SCGB1A1, SCGB1A1A and GAPDH primers were as described above. The equine 18S ribosomal RNA gene was retained as an additional internal control using forward 18S-F (5′- ATG CGG CGG GGT TAT TCC-3′) and reverse 18S-R (5′-GCT ATC AAT CTG TCA ATC CTG TCC-3’) primers. Quantitative PCR amplifications were performed in a Master mix containing 10 μL of SYBR Green 2X PCR buffer (Qiagen), 8 μL of PCR-grade water, 0.4 μM of each forward and reverse primer, and 1 μL of cDNA template (1 ng/μL). Conditions for amplification were 7 min at 95°C followed by 45 cycles of 95°C for 15 s; 61°C for 15 s; 72°C for 20 s using a LightCycler® 480 instrument (Roche, Montreal, QC). SCGB1A1 primer specificity and identity of the PCR products was confirmed with a melting curve (95°C for 5 s; 45 to 95°C; 40°C for 10 s) and sequence analysis, respectively. For each gene, a series of purified cDNA PCR product dilutions (100, 10, 1, 0.1, 0.01, 0.001 ng/μL) was amplified and the average crossing point of each dilution was used to derive a standard curve. SCGB1A1, SCGB1A1A, GAPDH, and 18S cDNA were amplified in triplicate for each sample along with standard curve calibrators. Data were analyzed using LightCycler® 480 SW 1.5 software (Roche). Statistical analysis was carried out using Prism5 (GraphPad Software, San Diego, CA).

Immunohistochemistry

Expression of SCGB 1A1 protein was investigated through immunohistochemical staining of the 33 adult horse tissues described above.
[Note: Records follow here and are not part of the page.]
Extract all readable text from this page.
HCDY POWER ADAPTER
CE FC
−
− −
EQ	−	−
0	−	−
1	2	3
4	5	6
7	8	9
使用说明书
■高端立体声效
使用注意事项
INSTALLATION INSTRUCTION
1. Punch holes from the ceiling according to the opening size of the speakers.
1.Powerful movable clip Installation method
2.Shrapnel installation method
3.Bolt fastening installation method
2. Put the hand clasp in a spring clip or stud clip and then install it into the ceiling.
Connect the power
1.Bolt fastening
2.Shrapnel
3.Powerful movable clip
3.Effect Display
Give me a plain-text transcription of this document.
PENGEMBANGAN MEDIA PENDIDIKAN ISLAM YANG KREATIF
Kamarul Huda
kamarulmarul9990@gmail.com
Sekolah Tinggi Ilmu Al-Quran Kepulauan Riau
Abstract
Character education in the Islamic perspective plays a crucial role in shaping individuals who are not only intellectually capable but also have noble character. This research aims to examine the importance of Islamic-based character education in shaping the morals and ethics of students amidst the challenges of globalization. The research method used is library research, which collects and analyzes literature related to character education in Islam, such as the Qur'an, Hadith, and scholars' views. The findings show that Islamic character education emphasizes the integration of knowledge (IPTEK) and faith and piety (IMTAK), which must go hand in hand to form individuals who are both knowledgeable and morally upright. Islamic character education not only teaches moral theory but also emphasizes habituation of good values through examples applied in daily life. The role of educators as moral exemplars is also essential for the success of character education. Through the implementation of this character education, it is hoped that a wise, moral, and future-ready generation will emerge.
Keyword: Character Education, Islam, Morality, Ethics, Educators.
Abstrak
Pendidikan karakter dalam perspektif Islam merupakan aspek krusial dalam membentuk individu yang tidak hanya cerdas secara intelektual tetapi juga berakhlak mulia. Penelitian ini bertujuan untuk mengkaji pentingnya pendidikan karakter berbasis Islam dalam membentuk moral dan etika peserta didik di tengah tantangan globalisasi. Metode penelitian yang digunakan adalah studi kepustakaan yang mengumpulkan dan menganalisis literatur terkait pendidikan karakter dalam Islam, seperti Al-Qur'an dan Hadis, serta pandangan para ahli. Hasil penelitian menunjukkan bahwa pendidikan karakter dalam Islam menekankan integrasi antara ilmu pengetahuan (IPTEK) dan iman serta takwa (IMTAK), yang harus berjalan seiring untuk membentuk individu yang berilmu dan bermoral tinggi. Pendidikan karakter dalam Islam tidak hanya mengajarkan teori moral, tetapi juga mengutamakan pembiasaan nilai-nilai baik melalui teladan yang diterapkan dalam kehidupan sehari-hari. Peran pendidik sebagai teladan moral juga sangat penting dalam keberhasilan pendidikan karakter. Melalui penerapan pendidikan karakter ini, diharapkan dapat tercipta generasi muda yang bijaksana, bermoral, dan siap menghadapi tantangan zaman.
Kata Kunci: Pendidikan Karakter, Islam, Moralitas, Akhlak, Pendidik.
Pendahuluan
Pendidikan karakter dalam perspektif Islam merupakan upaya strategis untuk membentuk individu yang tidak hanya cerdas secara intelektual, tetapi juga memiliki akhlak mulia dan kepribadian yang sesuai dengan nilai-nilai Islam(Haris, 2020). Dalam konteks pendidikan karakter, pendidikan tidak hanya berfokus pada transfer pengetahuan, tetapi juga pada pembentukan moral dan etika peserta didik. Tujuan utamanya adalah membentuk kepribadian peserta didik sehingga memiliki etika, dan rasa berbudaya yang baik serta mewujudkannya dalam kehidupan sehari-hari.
Fresh tissues were fixed in 10% neutral buffered formalin overnight, embedded in paraffin, and sectioned to 5-μm thickness. Sections were deparaffinized in xylene, rehydrated in graded alcohols and incubated consecutively for 10 min in Dako endogenous dual enzyme blocker (DakoCytomation), 30 min with Dako protein block (serum-free), 30 min with SCGB 1A1 primary antibody (1:400 dilution), and 30 min with horseradish peroxidase-labeled secondary IgG (1:2000, Dako EnVision HRP). Bound antibodies were detected with Nova Red (Vector Laboratories, Burlington, ON) chromogen, and slides were counterstained with hematoxylin. SCGB 1A1 primary antibody was raised in a rabbit immunized with a 21mer peptide[6]. Pre-immune rabbit serum was used for negative control slides. Images were acquired on a Leica DMRA2 microscope (Leica Microsystems, Concord, ON) using Open Lab software (PerkinElmer, Waltham, MA).

Statistical analysis

Values were expressed as means ± standard deviations. Unpaired two-sample Student’s t-test was used for statistical analysis; p ≤ 0.05 was considered significant.